People could read about how the economic system of capitalism doesn’t serve most people, but has particularly impacted the black community, as the great historian Manning Marable documents in his book, How Capitalism Underdeveloped Black America.

Along comes Start Garden, which says it wants to give away $1,000 to 100 people for new business ideas in the coming weeks. In July, Start Garden judges (whoever they might be) will have complete say in determining what lucky 10 people will then each get $20,000 to start a new business initiative. 

The funds for this new project are coming from the banks and other financial institutions listed below, with the intent of creating,”10 new sustainable ideas in our Grand Rapids business district,” says, Jorge Gonzalez of Start Garden. Gonzalez went on to say, based on an MLive article, “That means wealth creation.”

Gonzalez’s co-worker in this project, Darrel Ross explained the thinking behind the initiative, when he said, “The solution to poverty is income, and the best way to generate income is through entrepreneurship.” Such a statement not only fails to acknowledge the history of White Supremacy, it fails to take into account how the system of capitalism works.

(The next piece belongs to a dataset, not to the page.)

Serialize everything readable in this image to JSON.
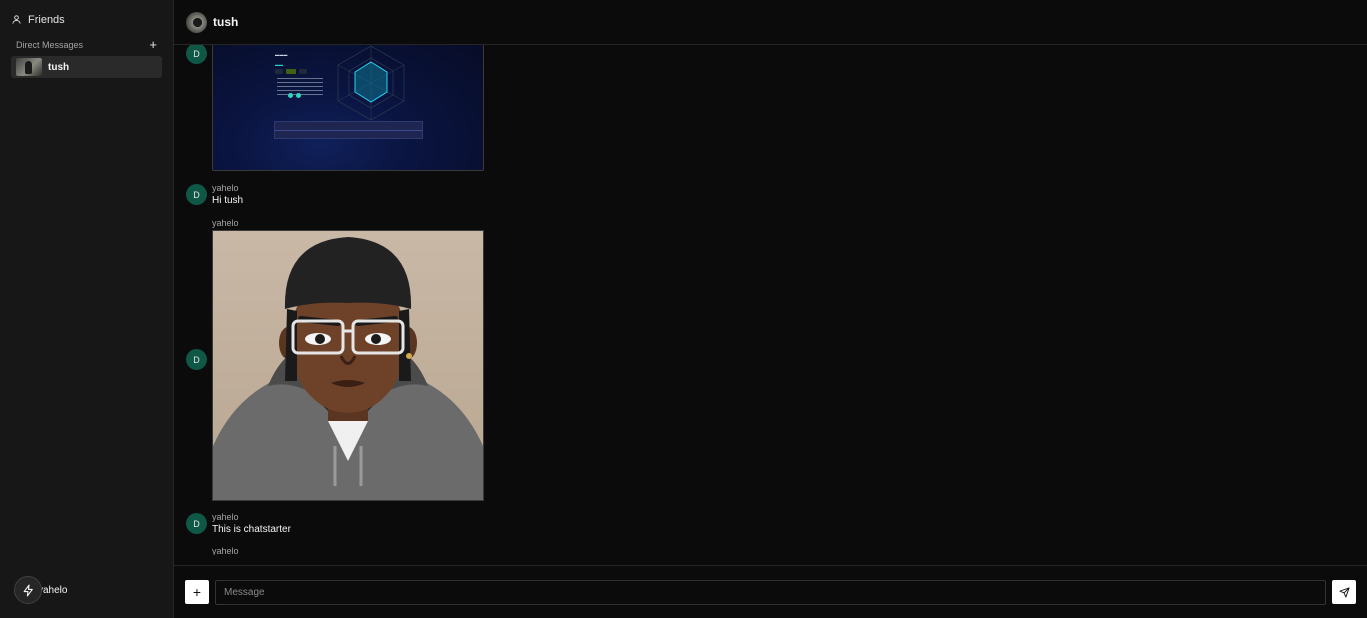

Capitalism, particularly Neo-Liberal Capitalism, functions best when there are a small percentage of the population keeping most of the wealth, while the masses are living in poverty or just a pay check away from falling into poverty. In fact, the founder of Start Garden, Rick DeVos, and the entire DeVos Family, has been deeply committed to the accumulation of wealth for themselves and influencing public policy to do things like –  defund the public sector, eliminate unions, provide tax breaks and major subsidies to corporations, undermine public education and give the super rich unlimited ability to buy elections at the federal and state level.

Yet, somehow those who currently run Start Garden want people to believe that creating more entrepreneurs is the best way to generate income. Now, this might help a few people get out of poverty, but it is not sustainable and it again fails to acknowledge history and the complex nature of systems of oppression that make it extremely difficult for black and brown communities to experience economic justice.

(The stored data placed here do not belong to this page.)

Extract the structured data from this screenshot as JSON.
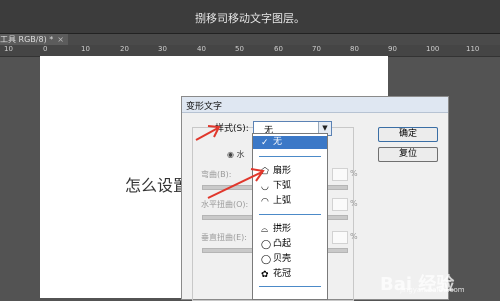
{
  "app": {
    "title": "捌移司移动文字图层。"
  },
  "tab": {
    "label": "工具 RGB/8) *",
    "close": "×"
  },
  "ruler": {
    "ticks": [
      "10",
      "0",
      "10",
      "20",
      "30",
      "40",
      "50",
      "60",
      "70",
      "80",
      "90",
      "100",
      "110"
    ]
  },
  "canvas": {
    "text": "怎么设置"
  },
  "dialog": {
    "title": "变形文字",
    "style_label": "样式(S):",
    "style_value": "无",
    "orientation": "◉ 水",
    "bend_label": "弯曲(B):",
    "hdist_label": "水平扭曲(O):",
    "vdist_label": "垂直扭曲(E):",
    "pct": "%",
    "ok": "确定",
    "reset": "复位"
  },
  "dropdown": {
    "items": [
      {
        "label": "无",
        "icon": "✓"
      },
      {
        "label": "扇形",
        "icon": "⬠"
      },
      {
        "label": "下弧",
        "icon": "◡"
      },
      {
        "label": "上弧",
        "icon": "◠"
      },
      {
        "label": "拱形",
        "icon": "⌓"
      },
      {
        "label": "凸起",
        "icon": "◯"
      },
      {
        "label": "贝壳",
        "icon": "◯"
      },
      {
        "label": "花冠",
        "icon": "✿"
      }
    ]
  },
  "watermark": {
    "brand": "Bai 经验",
    "url": "jingyan.baidu.com"
  }
}
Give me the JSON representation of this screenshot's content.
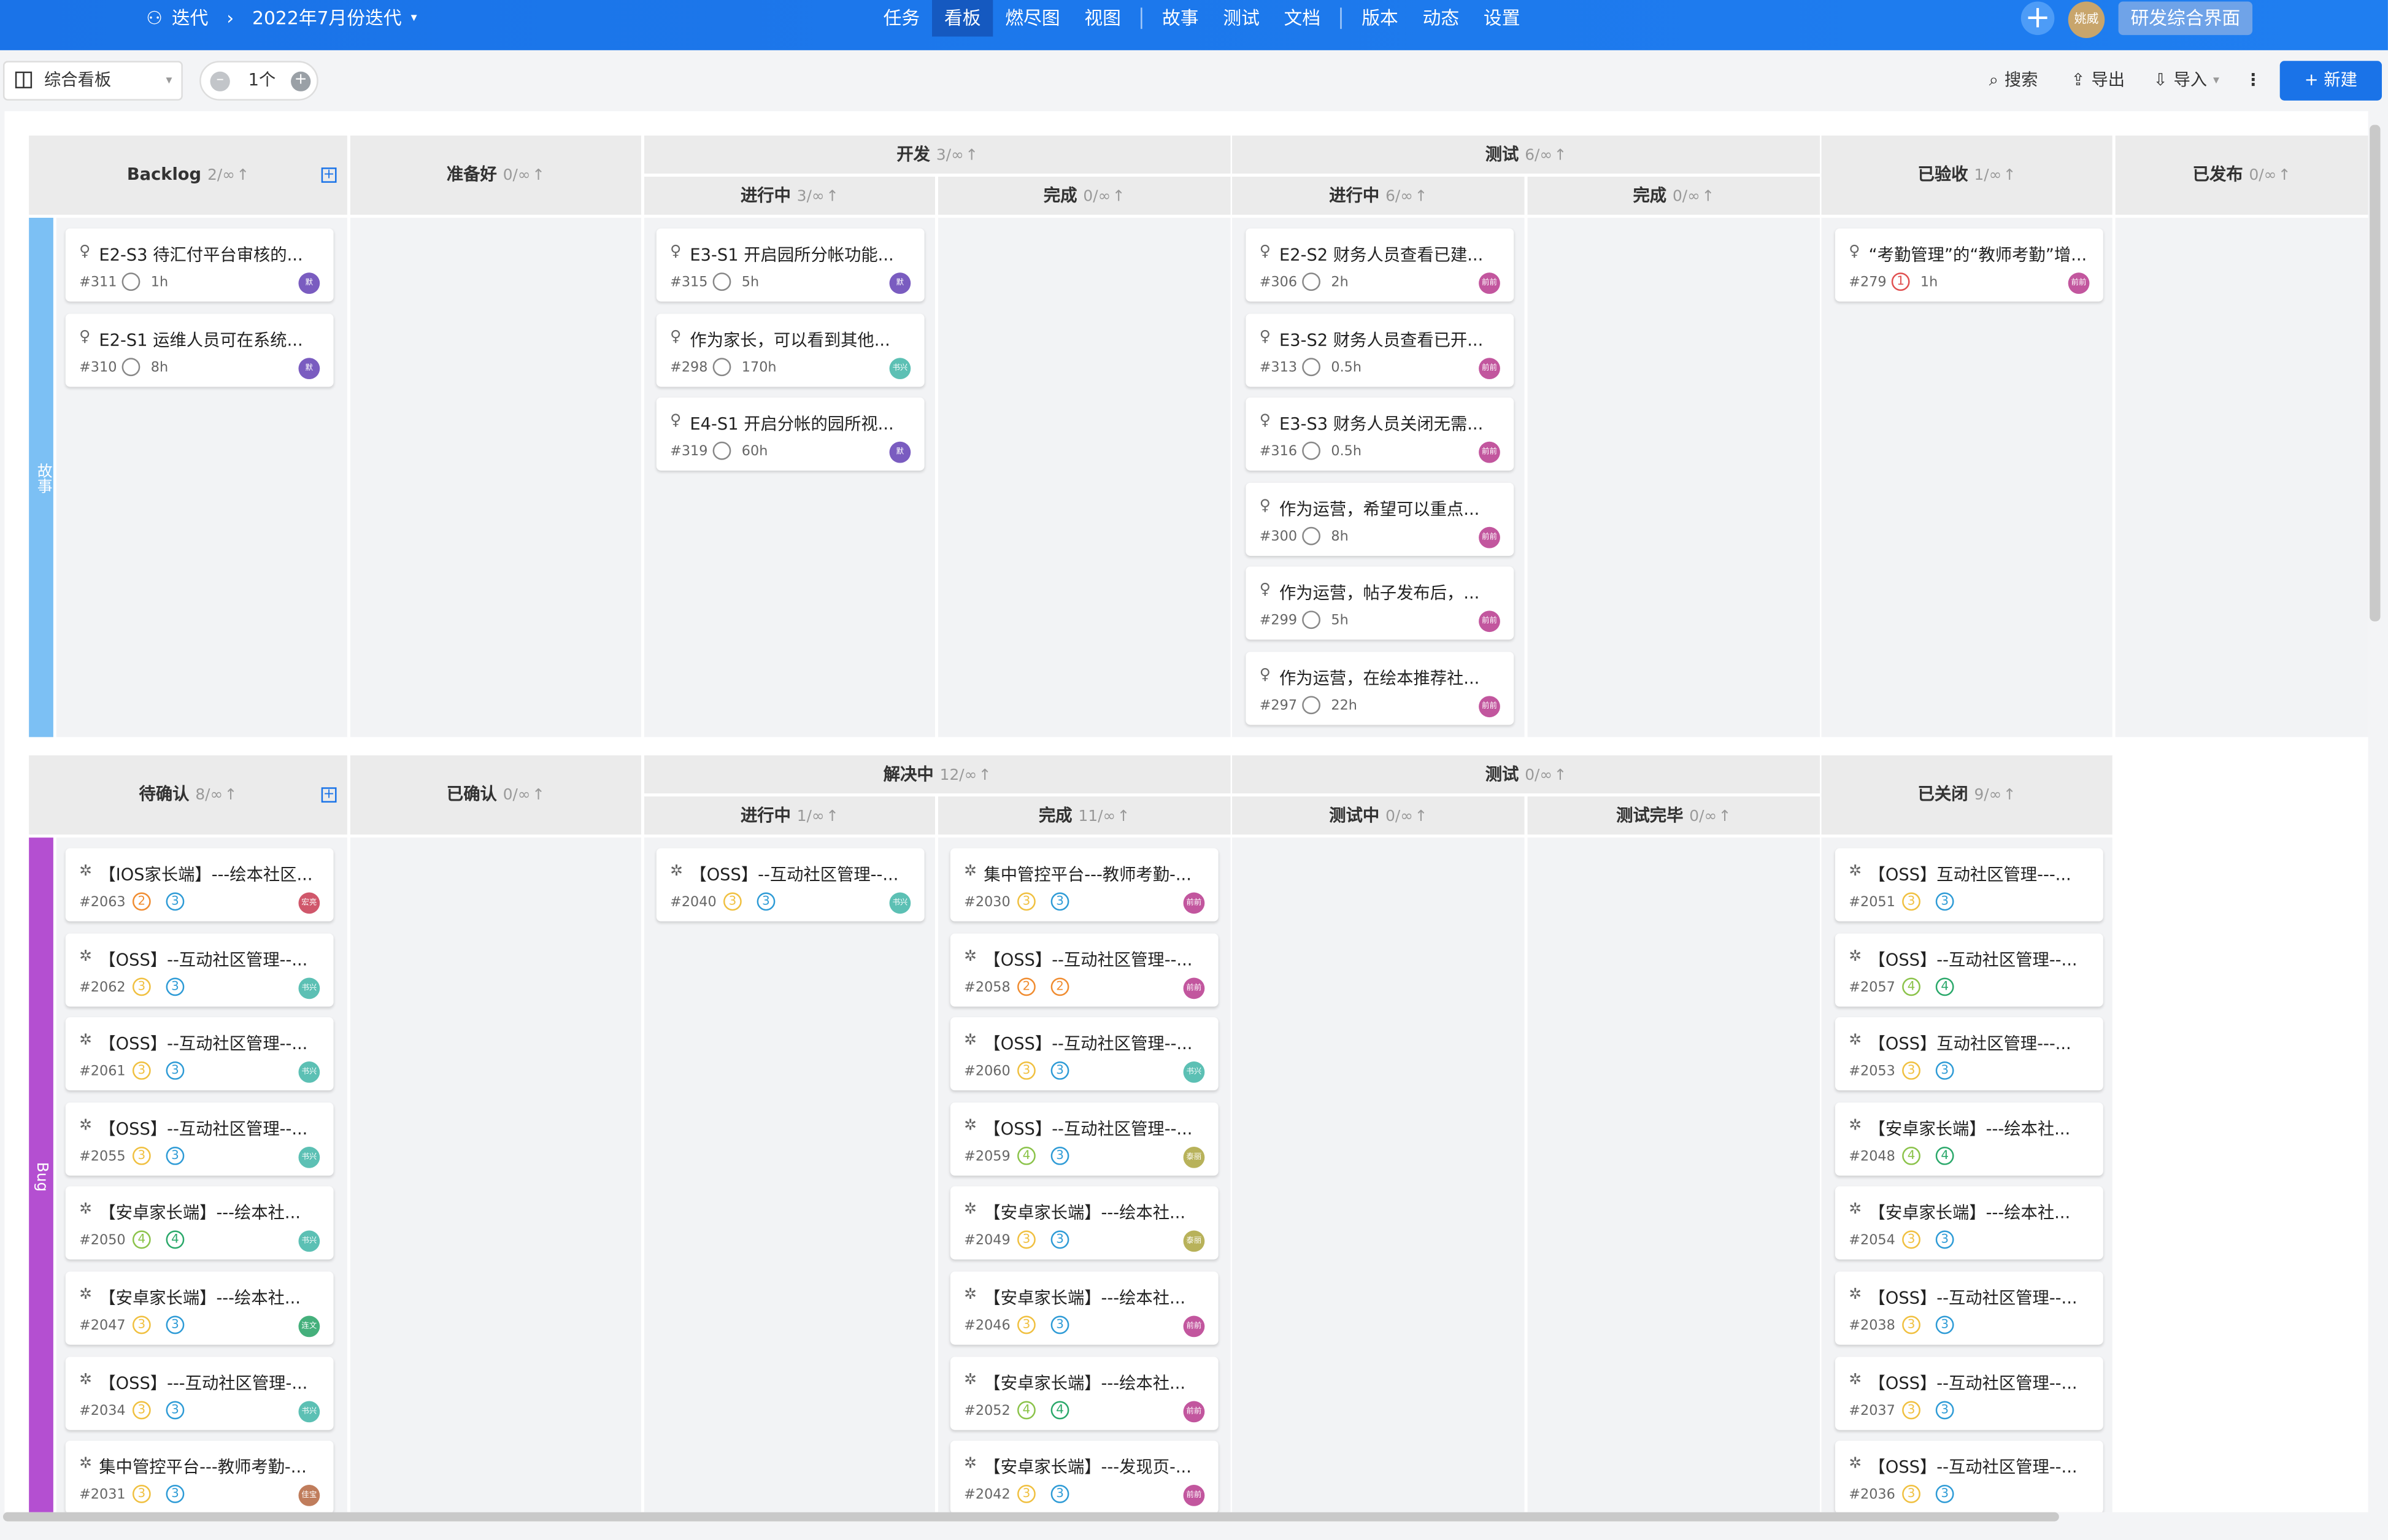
{
  "topbar": {
    "breadcrumb": {
      "iteration": "迭代",
      "current": "2022年7月份迭代"
    },
    "nav": [
      "任务",
      "看板",
      "燃尽图",
      "视图",
      "故事",
      "测试",
      "文档",
      "版本",
      "动态",
      "设置"
    ],
    "active_nav": "看板",
    "user_name": "姚威",
    "project_button": "研发综合界面"
  },
  "toolbar": {
    "board_name": "综合看板",
    "count_label": "1个",
    "search": "搜索",
    "export": "导出",
    "import": "导入",
    "new": "+ 新建"
  },
  "stories": {
    "lane_label": "故事",
    "lane_color": "#7cc0f4",
    "headers": {
      "backlog": {
        "name": "Backlog",
        "limit": "2/∞"
      },
      "ready": {
        "name": "准备好",
        "limit": "0/∞"
      },
      "dev": {
        "name": "开发",
        "limit": "3/∞"
      },
      "dev_doing": {
        "name": "进行中",
        "limit": "3/∞"
      },
      "dev_done": {
        "name": "完成",
        "limit": "0/∞"
      },
      "test": {
        "name": "测试",
        "limit": "6/∞"
      },
      "test_doing": {
        "name": "进行中",
        "limit": "6/∞"
      },
      "test_done": {
        "name": "完成",
        "limit": "0/∞"
      },
      "accepted": {
        "name": "已验收",
        "limit": "1/∞"
      },
      "released": {
        "name": "已发布",
        "limit": "0/∞"
      }
    },
    "cards": [
      {
        "col": 0,
        "title": "E2-S3 待汇付平台审核的...",
        "id": "#311",
        "est": "1h",
        "av": "默",
        "avc": "#7a5cc0"
      },
      {
        "col": 0,
        "title": "E2-S1 运维人员可在系统...",
        "id": "#310",
        "est": "8h",
        "av": "默",
        "avc": "#7a5cc0"
      },
      {
        "col": 2,
        "title": "E3-S1 开启园所分帐功能...",
        "id": "#315",
        "est": "5h",
        "av": "默",
        "avc": "#7a5cc0"
      },
      {
        "col": 2,
        "title": "作为家长，可以看到其他...",
        "id": "#298",
        "est": "170h",
        "av": "书兴",
        "avc": "#5cc0b4"
      },
      {
        "col": 2,
        "title": "E4-S1 开启分帐的园所视...",
        "id": "#319",
        "est": "60h",
        "av": "默",
        "avc": "#7a5cc0"
      },
      {
        "col": 4,
        "title": "E2-S2 财务人员查看已建...",
        "id": "#306",
        "est": "2h",
        "av": "前前",
        "avc": "#c2569e"
      },
      {
        "col": 4,
        "title": "E3-S2 财务人员查看已开...",
        "id": "#313",
        "est": "0.5h",
        "av": "前前",
        "avc": "#c2569e"
      },
      {
        "col": 4,
        "title": "E3-S3 财务人员关闭无需...",
        "id": "#316",
        "est": "0.5h",
        "av": "前前",
        "avc": "#c2569e"
      },
      {
        "col": 4,
        "title": "作为运营，希望可以重点...",
        "id": "#300",
        "est": "8h",
        "av": "前前",
        "avc": "#c2569e"
      },
      {
        "col": 4,
        "title": "作为运营，帖子发布后，...",
        "id": "#299",
        "est": "5h",
        "av": "前前",
        "avc": "#c2569e"
      },
      {
        "col": 4,
        "title": "作为运营，在绘本推荐社...",
        "id": "#297",
        "est": "22h",
        "av": "前前",
        "avc": "#c2569e"
      },
      {
        "col": 6,
        "title": "“考勤管理”的“教师考勤”增...",
        "id": "#279",
        "est": "1h",
        "av": "前前",
        "avc": "#c2569e",
        "flag": "1"
      }
    ]
  },
  "bugs": {
    "lane_label": "Bug",
    "lane_color": "#b44fd1",
    "headers": {
      "pending": {
        "name": "待确认",
        "limit": "8/∞"
      },
      "confirmed": {
        "name": "已确认",
        "limit": "0/∞"
      },
      "resolving": {
        "name": "解决中",
        "limit": "12/∞"
      },
      "res_doing": {
        "name": "进行中",
        "limit": "1/∞"
      },
      "res_done": {
        "name": "完成",
        "limit": "11/∞"
      },
      "test": {
        "name": "测试",
        "limit": "0/∞"
      },
      "test_doing": {
        "name": "测试中",
        "limit": "0/∞"
      },
      "test_done": {
        "name": "测试完毕",
        "limit": "0/∞"
      },
      "closed": {
        "name": "已关闭",
        "limit": "9/∞"
      }
    },
    "cards": [
      {
        "col": 0,
        "title": "【IOS家长端】---绘本社区...",
        "id": "#2063",
        "p": "2",
        "s": "3",
        "av": "宏亮",
        "avc": "#d0576b"
      },
      {
        "col": 0,
        "title": "【OSS】--互动社区管理--...",
        "id": "#2062",
        "p": "3",
        "s": "3",
        "av": "书兴",
        "avc": "#5cc0b4"
      },
      {
        "col": 0,
        "title": "【OSS】--互动社区管理--...",
        "id": "#2061",
        "p": "3",
        "s": "3",
        "av": "书兴",
        "avc": "#5cc0b4"
      },
      {
        "col": 0,
        "title": "【OSS】--互动社区管理--...",
        "id": "#2055",
        "p": "3",
        "s": "3",
        "av": "书兴",
        "avc": "#5cc0b4"
      },
      {
        "col": 0,
        "title": "【安卓家长端】---绘本社...",
        "id": "#2050",
        "p": "4",
        "s": "4",
        "av": "书兴",
        "avc": "#5cc0b4"
      },
      {
        "col": 0,
        "title": "【安卓家长端】---绘本社...",
        "id": "#2047",
        "p": "3",
        "s": "3",
        "av": "连文",
        "avc": "#45b07c"
      },
      {
        "col": 0,
        "title": "【OSS】---互动社区管理-...",
        "id": "#2034",
        "p": "3",
        "s": "3",
        "av": "书兴",
        "avc": "#5cc0b4"
      },
      {
        "col": 0,
        "title": "集中管控平台---教师考勤-...",
        "id": "#2031",
        "p": "3",
        "s": "3",
        "av": "佳宝",
        "avc": "#c07d5c"
      },
      {
        "col": 2,
        "title": "【OSS】--互动社区管理--...",
        "id": "#2040",
        "p": "3",
        "s": "3",
        "av": "书兴",
        "avc": "#5cc0b4"
      },
      {
        "col": 3,
        "title": "集中管控平台---教师考勤-...",
        "id": "#2030",
        "p": "3",
        "s": "3",
        "av": "前前",
        "avc": "#c2569e"
      },
      {
        "col": 3,
        "title": "【OSS】--互动社区管理--...",
        "id": "#2058",
        "p": "2",
        "s": "2",
        "av": "前前",
        "avc": "#c2569e"
      },
      {
        "col": 3,
        "title": "【OSS】--互动社区管理--...",
        "id": "#2060",
        "p": "3",
        "s": "3",
        "av": "书兴",
        "avc": "#5cc0b4"
      },
      {
        "col": 3,
        "title": "【OSS】--互动社区管理--...",
        "id": "#2059",
        "p": "4",
        "s": "3",
        "av": "泰丽",
        "avc": "#b8b25a"
      },
      {
        "col": 3,
        "title": "【安卓家长端】---绘本社...",
        "id": "#2049",
        "p": "3",
        "s": "3",
        "av": "泰丽",
        "avc": "#b8b25a"
      },
      {
        "col": 3,
        "title": "【安卓家长端】---绘本社...",
        "id": "#2046",
        "p": "3",
        "s": "3",
        "av": "前前",
        "avc": "#c2569e"
      },
      {
        "col": 3,
        "title": "【安卓家长端】---绘本社...",
        "id": "#2052",
        "p": "4",
        "s": "4",
        "av": "前前",
        "avc": "#c2569e"
      },
      {
        "col": 3,
        "title": "【安卓家长端】---发现页-...",
        "id": "#2042",
        "p": "3",
        "s": "3",
        "av": "前前",
        "avc": "#c2569e"
      },
      {
        "col": 6,
        "title": "【OSS】互动社区管理---...",
        "id": "#2051",
        "p": "3",
        "s": "3",
        "av": "",
        "avc": ""
      },
      {
        "col": 6,
        "title": "【OSS】--互动社区管理--...",
        "id": "#2057",
        "p": "4",
        "s": "4",
        "av": "",
        "avc": ""
      },
      {
        "col": 6,
        "title": "【OSS】互动社区管理---...",
        "id": "#2053",
        "p": "3",
        "s": "3",
        "av": "",
        "avc": ""
      },
      {
        "col": 6,
        "title": "【安卓家长端】---绘本社...",
        "id": "#2048",
        "p": "4",
        "s": "4",
        "av": "",
        "avc": ""
      },
      {
        "col": 6,
        "title": "【安卓家长端】---绘本社...",
        "id": "#2054",
        "p": "3",
        "s": "3",
        "av": "",
        "avc": ""
      },
      {
        "col": 6,
        "title": "【OSS】--互动社区管理--...",
        "id": "#2038",
        "p": "3",
        "s": "3",
        "av": "",
        "avc": ""
      },
      {
        "col": 6,
        "title": "【OSS】--互动社区管理--...",
        "id": "#2037",
        "p": "3",
        "s": "3",
        "av": "",
        "avc": ""
      },
      {
        "col": 6,
        "title": "【OSS】--互动社区管理--...",
        "id": "#2036",
        "p": "3",
        "s": "3",
        "av": "",
        "avc": ""
      }
    ]
  },
  "colors": {
    "topbar": "#1a73e8",
    "accent": "#1a73e8",
    "priority": "#f0c040",
    "severity": "#2e9bd6",
    "urgent": "#e05050"
  }
}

Real economic justice looks more like what the Movement for Black Lives (MBL) is proposing.

First, the MBL is calling for massive Reparations for the wealth extracted from our communities through environmental racism, slavery, food apartheid, housing discrimination and racialized capitalism in the form of corporate and government reparations focused on healing ongoing physical and mental trauma, and ensuring our access and control of food sources, housing and land. 

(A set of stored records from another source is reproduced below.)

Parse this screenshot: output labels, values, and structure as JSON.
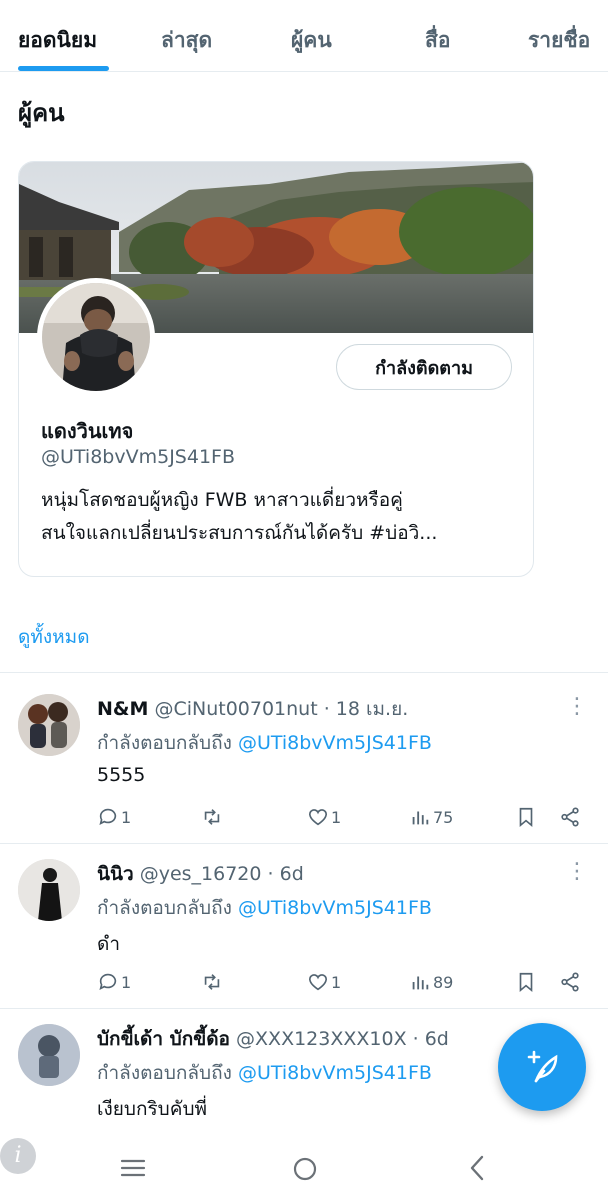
{
  "tabs": [
    {
      "label": "ยอดนิยม",
      "active": true
    },
    {
      "label": "ล่าสุด",
      "active": false
    },
    {
      "label": "ผู้คน",
      "active": false
    },
    {
      "label": "สื่อ",
      "active": false
    },
    {
      "label": "รายชื่อ",
      "active": false
    }
  ],
  "people_section": {
    "title": "ผู้คน",
    "see_all": "ดูทั้งหมด",
    "card": {
      "name": "แดงวินเทจ",
      "handle": "@UTi8bvVm5JS41FB",
      "bio_line1": "หนุ่มโสดชอบผู้หญิง FWB หาสาวแดี่ยวหรือคู่",
      "bio_line2": "สนใจแลกเปลี่ยนประสบการณ์กันได้ครับ #บ่อวิ...",
      "follow_label": "กำลังติดตาม"
    }
  },
  "posts": [
    {
      "name": "N&M",
      "handle": "@CiNut00701nut",
      "time": "· 18 เม.ย.",
      "reply_prefix": "กำลังตอบกลับถึง",
      "reply_to": "@UTi8bvVm5JS41FB",
      "text": "5555",
      "replies": "1",
      "retweets": "",
      "likes": "1",
      "views": "75"
    },
    {
      "name": "นินิว",
      "handle": "@yes_16720",
      "time": "· 6d",
      "reply_prefix": "กำลังตอบกลับถึง",
      "reply_to": "@UTi8bvVm5JS41FB",
      "text": "ดำ",
      "replies": "1",
      "retweets": "",
      "likes": "1",
      "views": "89"
    },
    {
      "name": "บักขี้เด้า บักขี้ด้อ",
      "handle": "@XXX123XXX10X",
      "time": "· 6d",
      "reply_prefix": "กำลังตอบกลับถึง",
      "reply_to": "@UTi8bvVm5JS41FB",
      "text": "เงียบกริบคับพี่"
    }
  ],
  "colors": {
    "accent": "#1d9bf0",
    "text_primary": "#0f1419",
    "text_secondary": "#536471",
    "border": "#e6ecf0"
  },
  "icons": {
    "compose": "feather-plus-icon",
    "reply": "speech-bubble-icon",
    "retweet": "retweet-icon",
    "like": "heart-icon",
    "views": "bar-chart-icon",
    "bookmark": "bookmark-icon",
    "share": "share-icon",
    "more": "vertical-dots-icon",
    "nav_recent": "menu-lines-icon",
    "nav_home": "circle-home-icon",
    "nav_back": "chevron-left-icon",
    "info": "info-icon"
  }
}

Second, MBL is calling for an Invest-Divest strategy, which says, We demand investments in the education, health and safety of Black people, instead of investments in the criminalizing, caging, and harming of Black people. We want investments in Black communities, determined by Black communities, and divestment from exploitative forces including prisons, fossil fuels, police, surveillance and exploitative corporations. 

Third, they are calling for Economic Justice, where they say, We demand economic justice for all and a reconstruction of the economy to ensure Black communities have collective ownership, not merely access. 

Each of these strategies and demands comes with lots of details on how the black community can get out of poverty, all of which can be found at this link https://policy.m4bl.org/.

The local news reported that there was a large audience for the kick-off of the 100 Ideas  Start Garden Project. This is no surprise, given that 100 people will likely get $1,000 for just pitching a one-minute idea. However, such entrepreneurial ventures will only end up benefitting a small number of people, which will ignore thousands in poverty and perpetuate individualism, rather than promote how we can collectively fight poverty, income inequality and imagine other community-based forms of collective liberation.